TheDC: Who do you think should be blamed for the financial meltdown? Fat-cat bankers, irresponsible borrowers, government?

TS: I would say all of the above. The question is, how much? If you are asking what drove it, it originated in the idea that the government could make housing “more affordable” by intervening in the market. All the evidence….shows that housing has been far more affordable where there has been the least government intervention. It has been most unaffordable in places where the government comes in very heavily, as in coastal California and preeminently San Francisco.

In the process of trying to make housing more affordable, they lean on lenders to lower the standards for lending to people and that really is the crucial factor. Without that, the rest of the crisis wouldn’t have happened. Other people made their mistakes that added to it, but the crucial mistake was the government forcing the lending institutions to lower their lending standards. And of course when you lower the lending standards people default.

TheDC: There is an argument on the left that says in order to overcome an economic crisis, the government must spend more. Is this the case? How should we rehabilitate the economy?
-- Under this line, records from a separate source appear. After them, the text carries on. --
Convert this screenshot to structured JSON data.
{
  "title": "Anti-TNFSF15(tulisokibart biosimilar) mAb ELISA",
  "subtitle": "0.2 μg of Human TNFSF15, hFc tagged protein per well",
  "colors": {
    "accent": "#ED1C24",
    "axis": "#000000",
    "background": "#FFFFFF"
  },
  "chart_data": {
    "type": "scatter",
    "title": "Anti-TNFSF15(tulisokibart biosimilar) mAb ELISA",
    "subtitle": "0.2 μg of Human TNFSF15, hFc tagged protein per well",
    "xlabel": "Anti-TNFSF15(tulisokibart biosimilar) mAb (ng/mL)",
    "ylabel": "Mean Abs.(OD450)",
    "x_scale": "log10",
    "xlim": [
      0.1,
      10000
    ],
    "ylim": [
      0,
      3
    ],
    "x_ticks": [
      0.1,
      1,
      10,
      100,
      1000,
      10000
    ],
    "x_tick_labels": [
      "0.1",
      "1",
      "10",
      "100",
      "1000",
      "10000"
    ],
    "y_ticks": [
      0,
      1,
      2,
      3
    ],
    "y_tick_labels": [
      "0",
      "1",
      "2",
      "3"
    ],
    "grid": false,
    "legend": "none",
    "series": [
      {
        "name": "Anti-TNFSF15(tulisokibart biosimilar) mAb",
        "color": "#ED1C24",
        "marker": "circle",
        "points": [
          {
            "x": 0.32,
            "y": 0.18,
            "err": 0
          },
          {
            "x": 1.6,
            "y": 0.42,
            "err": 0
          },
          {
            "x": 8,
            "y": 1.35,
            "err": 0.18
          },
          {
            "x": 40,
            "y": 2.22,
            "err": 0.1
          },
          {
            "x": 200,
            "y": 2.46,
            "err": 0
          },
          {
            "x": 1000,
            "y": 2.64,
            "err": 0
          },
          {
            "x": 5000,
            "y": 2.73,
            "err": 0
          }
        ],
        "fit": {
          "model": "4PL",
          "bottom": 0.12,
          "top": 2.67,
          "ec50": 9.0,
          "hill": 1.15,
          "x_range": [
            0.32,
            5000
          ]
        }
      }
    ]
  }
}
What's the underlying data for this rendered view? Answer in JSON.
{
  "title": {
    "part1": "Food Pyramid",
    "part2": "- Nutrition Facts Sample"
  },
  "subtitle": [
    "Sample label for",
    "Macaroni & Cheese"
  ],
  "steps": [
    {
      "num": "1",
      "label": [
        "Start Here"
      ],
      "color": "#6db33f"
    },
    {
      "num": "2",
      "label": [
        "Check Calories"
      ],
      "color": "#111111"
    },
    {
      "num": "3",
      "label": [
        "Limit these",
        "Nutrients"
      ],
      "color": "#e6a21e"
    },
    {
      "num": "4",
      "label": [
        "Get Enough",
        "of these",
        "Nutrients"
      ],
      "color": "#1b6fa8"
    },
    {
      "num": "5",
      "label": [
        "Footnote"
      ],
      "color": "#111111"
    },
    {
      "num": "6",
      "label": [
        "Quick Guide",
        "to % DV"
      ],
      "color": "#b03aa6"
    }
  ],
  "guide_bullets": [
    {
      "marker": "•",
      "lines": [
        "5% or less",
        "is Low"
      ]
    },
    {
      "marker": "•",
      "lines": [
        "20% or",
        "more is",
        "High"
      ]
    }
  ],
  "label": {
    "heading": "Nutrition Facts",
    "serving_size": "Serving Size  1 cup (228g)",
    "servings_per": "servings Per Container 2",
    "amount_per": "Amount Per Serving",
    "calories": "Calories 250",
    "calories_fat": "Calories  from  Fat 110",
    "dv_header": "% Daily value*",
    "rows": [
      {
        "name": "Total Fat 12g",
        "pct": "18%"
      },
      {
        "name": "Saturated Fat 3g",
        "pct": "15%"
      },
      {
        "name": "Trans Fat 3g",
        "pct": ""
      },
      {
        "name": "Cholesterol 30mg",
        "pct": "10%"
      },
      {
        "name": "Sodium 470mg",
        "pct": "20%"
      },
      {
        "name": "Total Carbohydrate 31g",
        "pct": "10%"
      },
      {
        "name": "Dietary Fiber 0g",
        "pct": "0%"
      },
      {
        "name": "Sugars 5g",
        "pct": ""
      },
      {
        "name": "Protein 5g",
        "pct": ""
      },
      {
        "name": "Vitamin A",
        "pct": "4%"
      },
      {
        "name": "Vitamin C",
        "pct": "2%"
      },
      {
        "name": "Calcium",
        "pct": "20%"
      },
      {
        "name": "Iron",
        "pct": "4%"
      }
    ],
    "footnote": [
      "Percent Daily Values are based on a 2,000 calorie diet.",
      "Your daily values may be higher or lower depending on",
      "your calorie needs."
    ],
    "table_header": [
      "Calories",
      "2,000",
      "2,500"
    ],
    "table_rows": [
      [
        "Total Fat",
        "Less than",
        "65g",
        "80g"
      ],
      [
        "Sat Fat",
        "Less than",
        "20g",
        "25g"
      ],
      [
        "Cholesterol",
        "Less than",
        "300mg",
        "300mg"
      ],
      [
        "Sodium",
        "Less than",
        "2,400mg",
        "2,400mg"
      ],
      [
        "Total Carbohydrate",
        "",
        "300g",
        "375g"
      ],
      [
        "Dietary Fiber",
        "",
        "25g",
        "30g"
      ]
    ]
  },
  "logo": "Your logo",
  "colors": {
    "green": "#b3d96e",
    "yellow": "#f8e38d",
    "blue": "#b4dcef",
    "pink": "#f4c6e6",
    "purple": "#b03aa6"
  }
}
TS: We shouldn’t be rehabilitating the economy, we should be leaving the economy alone. History shows it rehabilitates itself much faster than when the politicians intervene. Most people are unaware that for more than a century after the founding of this country, the federal government did not consider it its job to intervene when there was a downturn in the economy. Those downturns ended much faster than the downturns where the government intervened.